= Guillaume-Lebrecht Petzold =

Guillaume-Lebrecht Petzold (2 July 1794 – ) was a piano maker in Paris in the early 19th century.

Petzold was born in Lichtenhain, a village in Saxony. His father, a Protestant minister, wanted him to learn an artistic trade and in April 1798 brought him to Dresden where he apprenticed with Charles Rodolphe August Wenzky, maker of organs and pianos to the court. After five years, Petzold travelled to Vienna with a letter of recommendation from Wenzky to Walther for whom he worked until departing for Paris in December 1805. Petzold formed a partnership with J. Pfeiffer in April 1806, and their first products were a cabinet upright which Petzold called the harmomelo, and a well received triangular piano, followed by an improved square. The partners established their own workshops in 1814, and the sound, regulation and construction of Petzold's subsequent instruments earned him a distinguished reputation.

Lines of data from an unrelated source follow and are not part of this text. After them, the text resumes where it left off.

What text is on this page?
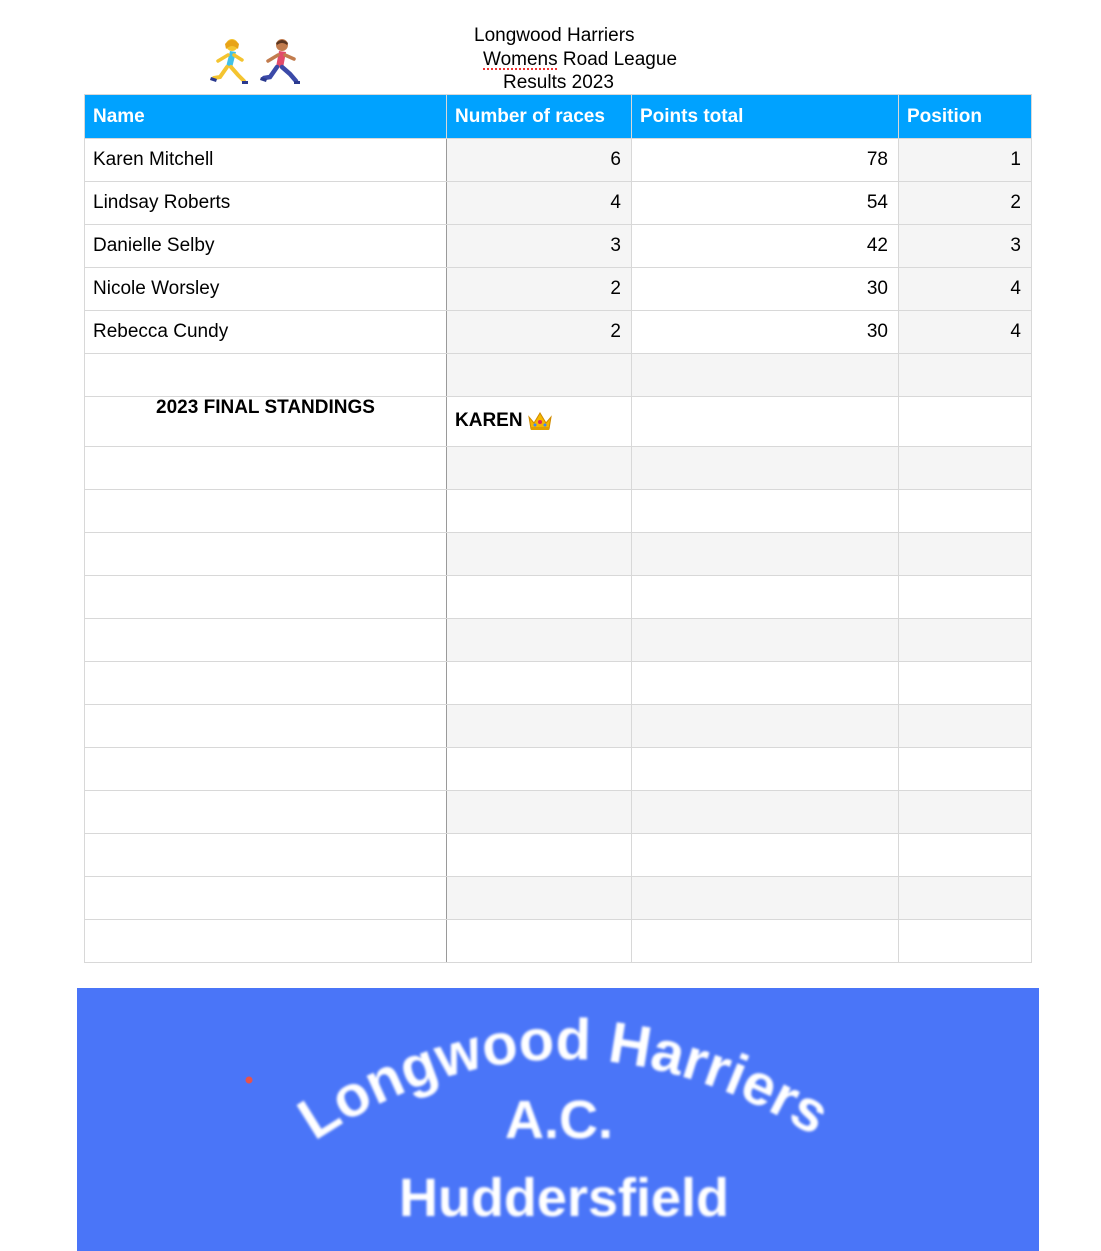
Longwood Harriers
Womens Road League
Results 2023
Name	Number of races	Points total	Position
Karen Mitchell	6	78	1
Lindsay Roberts	4	54	2
Danielle Selby	3	42	3
Nicole Worsley	2	30	4
Rebecca Cundy	2	30	4

2023 FINAL STANDINGS	KAREN		

Longwood Harriers
A.C.
Huddersfield
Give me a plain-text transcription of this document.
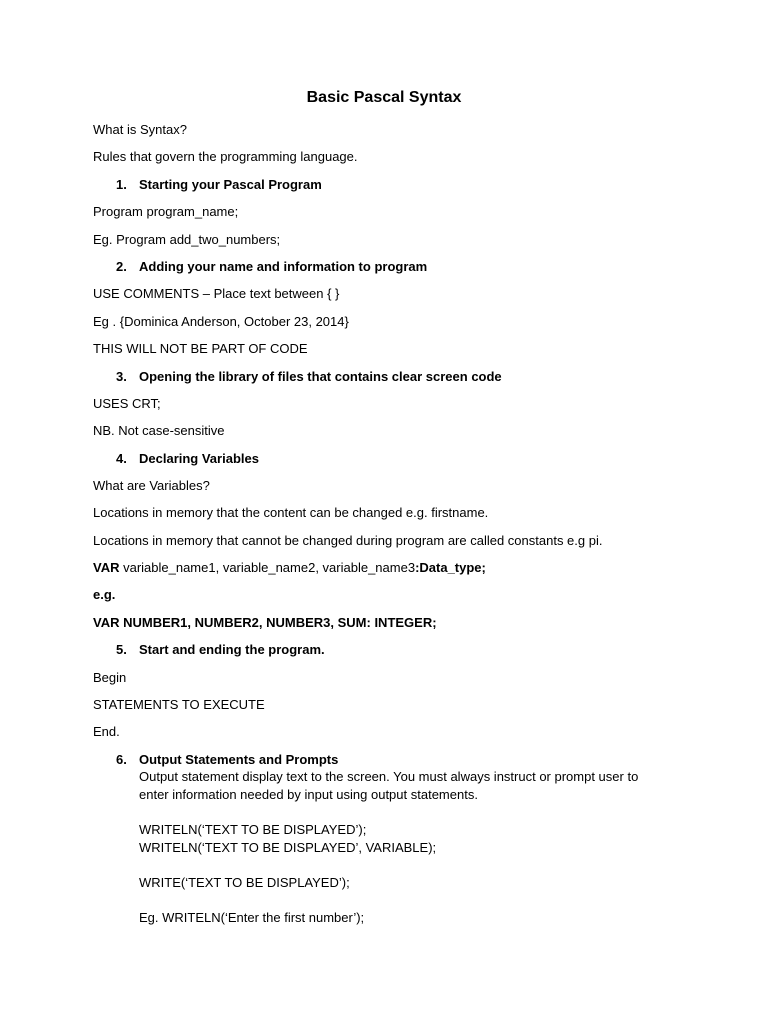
Basic Pascal Syntax
What is Syntax?
Rules that govern the programming language.
1. Starting your Pascal Program
Program program_name;
Eg. Program add_two_numbers;
2. Adding your name and information to program
USE COMMENTS – Place text between { }
Eg . {Dominica Anderson, October 23, 2014}
THIS WILL NOT BE PART OF CODE
3. Opening the library of files that contains clear screen code
USES CRT;
NB. Not case-sensitive
4. Declaring Variables
What are Variables?
Locations in memory that the content can be changed e.g. firstname.
Locations in memory that cannot be changed during program are called constants e.g pi.
VAR variable_name1, variable_name2, variable_name3:Data_type;
e.g.
VAR NUMBER1, NUMBER2, NUMBER3, SUM: INTEGER;
5. Start and ending the program.
Begin
STATEMENTS TO EXECUTE
End.
6. Output Statements and Prompts
Output statement display text to the screen. You must always instruct or prompt user to
enter information needed by input using output statements.
WRITELN(‘TEXT TO BE DISPLAYED’);
WRITELN(‘TEXT TO BE DISPLAYED’, VARIABLE);
WRITE(‘TEXT TO BE DISPLAYED’);
Eg. WRITELN(‘Enter the first number’);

The enlarged soundboard Petzold introduced in square pianos at the 1806 French National Exposition received little notice. Its purpose was to increase the amount of sound, but the arrangement increased the height of the strings and required greater action leverage than the English square action could provide. Petzold substituted a variation of an English grand action with a crank escapement and individual hammer flanges, but the heavier blows it allowed required heavier stringing, which in turn required stronger frames. These changes gave his squares an unprecedented fullness and capacity for expression, and indicated the direction of subsequent changes that would take place in the art of constructing, as well as writing for and performing on pianos.

== Notes ==
1. This was a vertically strung, full size upright with underdampers operated by a crank from the keys. (Harding. p248); Fetis mistakes it for a kind of upright grand.